Quando sua visão ganhou nitidez, notou que estavam presos a um poste metálico firmemente fincado ao chão, no qual havia uma placa sinalizando um quebra-molas. Grande parte da placa era coberta por fuligem, demarcada por impressões de mãos ao redor do pilar.
O entardecer já havia chegado, com as sombras se estendendo até cobrir tudo exceto pelos topos dos morros ao redor. Começara também, o convite da noite, a primeira a chegar sendo a lua, já visível no céu.
Mas não solitária, pois junto dela, a soldado enxergava também a silhueta de uma alta estrutura feita de finos segmentos logo acima, cuja parte que ainda era tocada pelo dia revelava que sua integridade se fazia por metal, unido por parafusos e soldas.

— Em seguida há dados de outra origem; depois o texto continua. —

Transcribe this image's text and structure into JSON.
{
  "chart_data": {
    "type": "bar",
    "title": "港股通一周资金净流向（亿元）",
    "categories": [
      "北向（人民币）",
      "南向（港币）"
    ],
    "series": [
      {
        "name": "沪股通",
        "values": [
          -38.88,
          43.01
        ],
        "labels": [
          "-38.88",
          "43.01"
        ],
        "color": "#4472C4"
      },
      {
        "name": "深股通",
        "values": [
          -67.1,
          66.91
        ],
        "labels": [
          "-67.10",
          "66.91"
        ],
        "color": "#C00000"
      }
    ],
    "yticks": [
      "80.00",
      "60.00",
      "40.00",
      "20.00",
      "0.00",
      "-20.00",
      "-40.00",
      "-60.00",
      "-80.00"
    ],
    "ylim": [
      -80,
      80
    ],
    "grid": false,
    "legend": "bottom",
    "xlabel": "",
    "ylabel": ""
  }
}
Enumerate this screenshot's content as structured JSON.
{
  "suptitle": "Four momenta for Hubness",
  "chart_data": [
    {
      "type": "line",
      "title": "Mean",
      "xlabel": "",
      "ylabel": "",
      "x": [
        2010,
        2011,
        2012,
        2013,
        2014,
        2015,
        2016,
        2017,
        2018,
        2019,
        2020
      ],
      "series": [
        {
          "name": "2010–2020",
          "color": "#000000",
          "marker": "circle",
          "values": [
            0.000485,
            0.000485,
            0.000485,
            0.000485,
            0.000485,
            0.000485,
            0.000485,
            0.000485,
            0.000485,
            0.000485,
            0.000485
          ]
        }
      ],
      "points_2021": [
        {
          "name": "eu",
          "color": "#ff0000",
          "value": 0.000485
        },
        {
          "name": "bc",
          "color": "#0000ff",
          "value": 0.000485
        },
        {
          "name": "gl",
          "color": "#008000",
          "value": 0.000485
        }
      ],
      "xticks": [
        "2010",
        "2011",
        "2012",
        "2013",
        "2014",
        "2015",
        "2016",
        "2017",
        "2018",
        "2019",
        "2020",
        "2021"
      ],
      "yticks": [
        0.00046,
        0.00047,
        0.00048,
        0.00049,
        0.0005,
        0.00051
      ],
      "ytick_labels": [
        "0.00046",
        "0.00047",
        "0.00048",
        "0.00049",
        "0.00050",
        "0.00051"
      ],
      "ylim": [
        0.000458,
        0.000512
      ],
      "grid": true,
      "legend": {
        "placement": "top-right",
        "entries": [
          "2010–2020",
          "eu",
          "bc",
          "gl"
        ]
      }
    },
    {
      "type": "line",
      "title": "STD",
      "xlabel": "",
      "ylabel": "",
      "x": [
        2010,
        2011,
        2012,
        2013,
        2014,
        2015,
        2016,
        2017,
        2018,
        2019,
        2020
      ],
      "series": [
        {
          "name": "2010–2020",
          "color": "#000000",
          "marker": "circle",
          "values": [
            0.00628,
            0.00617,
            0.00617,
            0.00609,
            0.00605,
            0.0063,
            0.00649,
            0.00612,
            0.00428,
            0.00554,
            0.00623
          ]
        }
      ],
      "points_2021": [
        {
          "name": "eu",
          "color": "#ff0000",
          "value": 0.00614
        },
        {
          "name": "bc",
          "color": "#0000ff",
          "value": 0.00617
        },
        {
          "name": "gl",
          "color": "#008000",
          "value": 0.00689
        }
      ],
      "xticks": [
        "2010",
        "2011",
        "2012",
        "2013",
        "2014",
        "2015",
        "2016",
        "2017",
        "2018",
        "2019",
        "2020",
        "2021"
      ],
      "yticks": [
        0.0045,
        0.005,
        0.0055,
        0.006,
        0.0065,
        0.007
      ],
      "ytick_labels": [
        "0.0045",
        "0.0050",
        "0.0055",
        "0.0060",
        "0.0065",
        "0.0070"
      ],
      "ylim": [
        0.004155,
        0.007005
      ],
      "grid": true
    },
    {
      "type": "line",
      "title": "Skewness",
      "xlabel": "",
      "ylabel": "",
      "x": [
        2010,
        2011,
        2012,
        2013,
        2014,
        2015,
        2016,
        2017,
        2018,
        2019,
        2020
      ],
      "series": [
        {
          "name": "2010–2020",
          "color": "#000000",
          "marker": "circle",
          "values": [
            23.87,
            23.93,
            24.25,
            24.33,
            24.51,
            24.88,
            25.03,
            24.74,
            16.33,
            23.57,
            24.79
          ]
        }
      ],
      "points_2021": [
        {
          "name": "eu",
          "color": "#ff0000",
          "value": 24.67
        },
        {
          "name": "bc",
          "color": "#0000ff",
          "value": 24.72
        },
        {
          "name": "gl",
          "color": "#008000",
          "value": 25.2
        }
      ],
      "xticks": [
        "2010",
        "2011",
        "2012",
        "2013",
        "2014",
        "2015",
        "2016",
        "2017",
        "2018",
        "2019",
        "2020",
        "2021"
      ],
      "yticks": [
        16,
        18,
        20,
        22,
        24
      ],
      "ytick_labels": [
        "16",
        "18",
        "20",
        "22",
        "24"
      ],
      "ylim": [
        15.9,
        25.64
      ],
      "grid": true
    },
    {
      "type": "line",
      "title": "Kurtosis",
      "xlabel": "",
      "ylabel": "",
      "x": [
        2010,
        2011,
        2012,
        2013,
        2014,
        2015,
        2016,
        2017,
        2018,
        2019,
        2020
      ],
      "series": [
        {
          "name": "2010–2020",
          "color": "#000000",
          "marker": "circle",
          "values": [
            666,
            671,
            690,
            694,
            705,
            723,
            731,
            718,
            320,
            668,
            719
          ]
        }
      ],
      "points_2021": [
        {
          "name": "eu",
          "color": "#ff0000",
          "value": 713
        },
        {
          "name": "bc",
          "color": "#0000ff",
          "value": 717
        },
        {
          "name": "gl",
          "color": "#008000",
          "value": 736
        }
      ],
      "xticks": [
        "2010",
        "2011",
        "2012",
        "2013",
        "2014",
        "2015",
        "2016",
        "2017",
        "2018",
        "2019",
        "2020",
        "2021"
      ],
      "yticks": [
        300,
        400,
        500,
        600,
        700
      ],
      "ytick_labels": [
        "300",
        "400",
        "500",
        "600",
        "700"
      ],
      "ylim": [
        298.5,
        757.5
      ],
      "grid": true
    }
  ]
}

Do farelo de luz restante, era possível enxergar seis moradias ao redor da torre, que compunham o pequeno assentamento. Habitações de madeira velha, muitas vezes rodeada por pedaços de sucata de origem incerta. A carroça com o tanque de água descansava em um pequeno galpão separado.
Sua pele irritava, e só assim percebeu que estava vestindo um manto velho, sem sinal de seu uniforme, nem sequer seus equipamentos. O tecido estava encharcado com um líquido, que provavelmente era a causa do cheiro desagradável.
— Bandeira, acorda... Bandeira... — Um dos soldados dizia, enquanto cutucava o outro com o joelho, tal estando desacordado.
— Ch-... Charlie? — A recém despertada chamou, olhando para o agitado.
— Acate... O Bandeira...
Acate virava o máximo que podia, vendo a figura de Bandeira amarrada na direção oposta da voz de Charlie.
— O que aconteceu com ele?
— Derrubaram ele... Quando a gente tava na bomba.
— ...
Charlie tentava respirar, mas sentia-se impedido, como se tivesse bolhas de vidro presas na garganta, tentando bota-las pra fora.
— Eu devia ter- prestado mais atenção, por que? Eu m-andei vocês irem pra dentro! Por que?!
Porém, o desaguar em seus olhos teve de se interromper ao ouvir os estalos de um isqueiro, suas lágrimas refletindo então, o laranja de uma chama sendo criada, na ponta de pano de uma tocha, a qual era segurada, a poucos metros deles.
Apenas com a luz do fogo, que um grupo de faces metálicas surgia, ao redor dos soldados.
Roubados de todo o fôlego pela sensação de dezenas de barras de ferro atravessado seu peito, Acate e Charlie congelam, incapazes de elaborar qualquer sentença compreensível.
Sobrando de ruído, apenas o vibrar e estalar das chamas, o vento a correr, sacudindo as folhagens da floresta ao redor.
— Heh... Heheheheh.
Uma das faces cromadas sorria, e as outras gradualmente faziam o mesmo, cada uma em seu ritmo, conforme risadas abafadas ebuliam de cada um.
Charlie foi o primeiro a berrar quando a ponta-de-fogo caiu em seu colo, inflamando o tecido encharcado que vestia, assim como o de seus próximos, levantando uma fogueira ao redor da placa.
O fogo rouba o ar de sua garganta, o silenciando conforme se debatia, parando apenas ao cair para o lado.
Gargalhadas e labaredas disputavam com os gritos de Acate para ver quem quebrava mais do silêncio do vale.
Os prateados jogam pedaços de madeira em cima dos soldados, cobrindo suas pernas com lenha solta que começava a arder.
Em minutos, as chamas acalmaram para um fogo mais estável e contínuo, e todas as vozes aquietavam, nada mais se reconhecia dos soldados, restando apenas uma massa sem cor em seu formato.
Uma densa fumaça começava a surgir, rodeando toda a fogueira.
— Gh-, haaah... — Um exalo seco e profundo surge da massa, acompanhado de um brilho sem cor em meio as chamas.
Aos poucos, a massa se erguia e mesclava, duas de suas mãos agarrando na placa, enquanto uma terceira apoiava-se em seu joelho para levantar. E os risos cessavam.
E assim que se ergueu, arrancou o poste consigo, o mantendo em uma das mãos, enquanto a outra retornava para o próprio corpo. Os prateados recuavam.
Ainda queimando, virava-se para encarar aqueles que haviam o prejudicado.